A significant proportion of symptoms remain unexplained. In these cases, medical testing and imaging is carried out, but no underlying disease process is revealed. These conditions are complex and poorly-understood; they are often described in the clinical literature as ‘medically unexplained’. This is a thesis about the stories we tell about illnesses we do not (yet) understand, how these stories shame and stigmatise, and the impacts of this shaming and stigmatisation. At its centre are the first-person narratives told by women who live with these complex, poorly-understood conditions. To permit a deeper analysis of shame and shaming, I bring together two very different means of storytelling: the contemporary illness memoir, and the semi-structured interview. These are accounts of lives restricted by (often severe) symptoms, as well as of an additional burden of suffering: of feeling as though the reality of their suffering has been hidden; of being made to feel as though they are to blame for their own illness; and of feeling betrayed by institutions they once believed would support them. My analysis reveals how these accounts are themselves told in dialogue with other stories – told within academic publications, entangled with culturally-embedded tales about women and their bodies – which position these particular kinds of illnesses as ‘imaginary’, or as ‘real but reversible’.

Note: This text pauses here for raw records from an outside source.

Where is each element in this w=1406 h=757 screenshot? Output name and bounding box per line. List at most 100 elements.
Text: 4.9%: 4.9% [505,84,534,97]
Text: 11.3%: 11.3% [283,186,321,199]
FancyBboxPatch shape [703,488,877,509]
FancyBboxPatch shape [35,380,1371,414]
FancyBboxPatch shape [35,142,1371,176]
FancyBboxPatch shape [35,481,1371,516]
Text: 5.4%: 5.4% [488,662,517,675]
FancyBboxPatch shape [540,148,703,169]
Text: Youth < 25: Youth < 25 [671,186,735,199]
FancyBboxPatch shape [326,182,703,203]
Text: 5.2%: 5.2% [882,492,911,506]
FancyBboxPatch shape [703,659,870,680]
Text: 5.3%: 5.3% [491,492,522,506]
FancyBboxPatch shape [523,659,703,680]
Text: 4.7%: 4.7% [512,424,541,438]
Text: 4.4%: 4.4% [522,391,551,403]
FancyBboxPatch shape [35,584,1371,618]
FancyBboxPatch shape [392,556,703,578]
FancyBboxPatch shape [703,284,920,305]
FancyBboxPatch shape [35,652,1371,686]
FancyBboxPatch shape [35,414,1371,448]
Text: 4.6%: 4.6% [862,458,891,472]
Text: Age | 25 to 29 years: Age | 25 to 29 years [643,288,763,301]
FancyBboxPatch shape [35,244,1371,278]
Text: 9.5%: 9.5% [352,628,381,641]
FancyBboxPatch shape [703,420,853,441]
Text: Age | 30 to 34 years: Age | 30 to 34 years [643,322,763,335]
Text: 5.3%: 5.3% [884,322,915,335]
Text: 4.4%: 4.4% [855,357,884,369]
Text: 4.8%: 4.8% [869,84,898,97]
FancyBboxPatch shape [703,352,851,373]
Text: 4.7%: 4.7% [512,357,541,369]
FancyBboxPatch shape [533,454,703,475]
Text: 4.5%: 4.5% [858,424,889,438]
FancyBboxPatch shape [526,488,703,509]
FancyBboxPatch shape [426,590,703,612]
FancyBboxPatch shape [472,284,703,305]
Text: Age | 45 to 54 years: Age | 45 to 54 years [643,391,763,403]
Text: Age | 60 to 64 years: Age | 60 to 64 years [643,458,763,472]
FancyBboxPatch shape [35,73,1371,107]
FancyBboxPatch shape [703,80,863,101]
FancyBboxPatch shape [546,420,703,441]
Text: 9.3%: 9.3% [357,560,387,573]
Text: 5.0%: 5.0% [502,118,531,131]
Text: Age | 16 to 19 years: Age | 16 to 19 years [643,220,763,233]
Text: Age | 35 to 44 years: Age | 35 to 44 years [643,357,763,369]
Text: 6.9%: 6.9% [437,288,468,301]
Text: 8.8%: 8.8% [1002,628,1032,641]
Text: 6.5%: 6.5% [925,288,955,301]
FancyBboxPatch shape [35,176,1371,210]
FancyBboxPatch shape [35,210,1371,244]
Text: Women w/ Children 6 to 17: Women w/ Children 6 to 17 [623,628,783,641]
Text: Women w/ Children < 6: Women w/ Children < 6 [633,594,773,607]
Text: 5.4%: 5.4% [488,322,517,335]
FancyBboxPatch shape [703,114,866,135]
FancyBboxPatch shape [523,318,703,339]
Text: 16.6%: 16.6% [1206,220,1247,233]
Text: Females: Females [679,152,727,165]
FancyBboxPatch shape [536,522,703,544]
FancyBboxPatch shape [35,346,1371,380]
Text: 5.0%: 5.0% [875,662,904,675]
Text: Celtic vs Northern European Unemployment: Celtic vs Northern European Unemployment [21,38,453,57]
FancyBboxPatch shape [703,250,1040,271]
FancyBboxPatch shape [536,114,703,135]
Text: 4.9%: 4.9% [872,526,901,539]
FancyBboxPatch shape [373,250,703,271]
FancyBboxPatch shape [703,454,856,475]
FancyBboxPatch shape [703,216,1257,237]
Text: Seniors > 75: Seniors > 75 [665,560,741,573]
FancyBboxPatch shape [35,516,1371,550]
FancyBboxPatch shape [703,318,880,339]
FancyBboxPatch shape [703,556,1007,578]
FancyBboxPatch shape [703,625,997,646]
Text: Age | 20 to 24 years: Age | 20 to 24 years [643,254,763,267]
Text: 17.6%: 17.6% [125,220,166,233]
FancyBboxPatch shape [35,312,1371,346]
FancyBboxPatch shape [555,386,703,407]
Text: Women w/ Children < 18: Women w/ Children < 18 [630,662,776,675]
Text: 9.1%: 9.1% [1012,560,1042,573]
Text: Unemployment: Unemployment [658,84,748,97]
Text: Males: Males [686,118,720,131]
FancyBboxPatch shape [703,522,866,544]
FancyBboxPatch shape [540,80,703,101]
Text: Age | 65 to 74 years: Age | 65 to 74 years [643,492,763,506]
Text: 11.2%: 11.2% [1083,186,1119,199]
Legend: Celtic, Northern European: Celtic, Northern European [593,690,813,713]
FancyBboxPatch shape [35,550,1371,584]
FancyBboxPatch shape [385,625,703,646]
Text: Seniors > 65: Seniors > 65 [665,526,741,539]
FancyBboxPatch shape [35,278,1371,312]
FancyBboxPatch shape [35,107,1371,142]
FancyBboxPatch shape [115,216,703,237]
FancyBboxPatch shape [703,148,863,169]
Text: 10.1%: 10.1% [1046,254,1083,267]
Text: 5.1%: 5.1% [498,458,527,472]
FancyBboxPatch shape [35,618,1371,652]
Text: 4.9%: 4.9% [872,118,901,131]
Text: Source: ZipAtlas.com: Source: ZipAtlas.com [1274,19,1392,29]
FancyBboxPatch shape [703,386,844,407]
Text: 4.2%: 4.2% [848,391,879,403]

In its richly-interdisciplinary methodology and its deep attention to illness experience, this thesis situates itself firmly within the critical medical humanities. Yet it is also a call to the field: to look both outwards and inwards; to become self-critical. Throughout, my analysis speaks to the importance of looking at the systemic as well as at the individual: at shaming, as well as at shame; and at the narratives told about particular kinds of illnesses, as well as at the narratives ill people tell about their own experiences.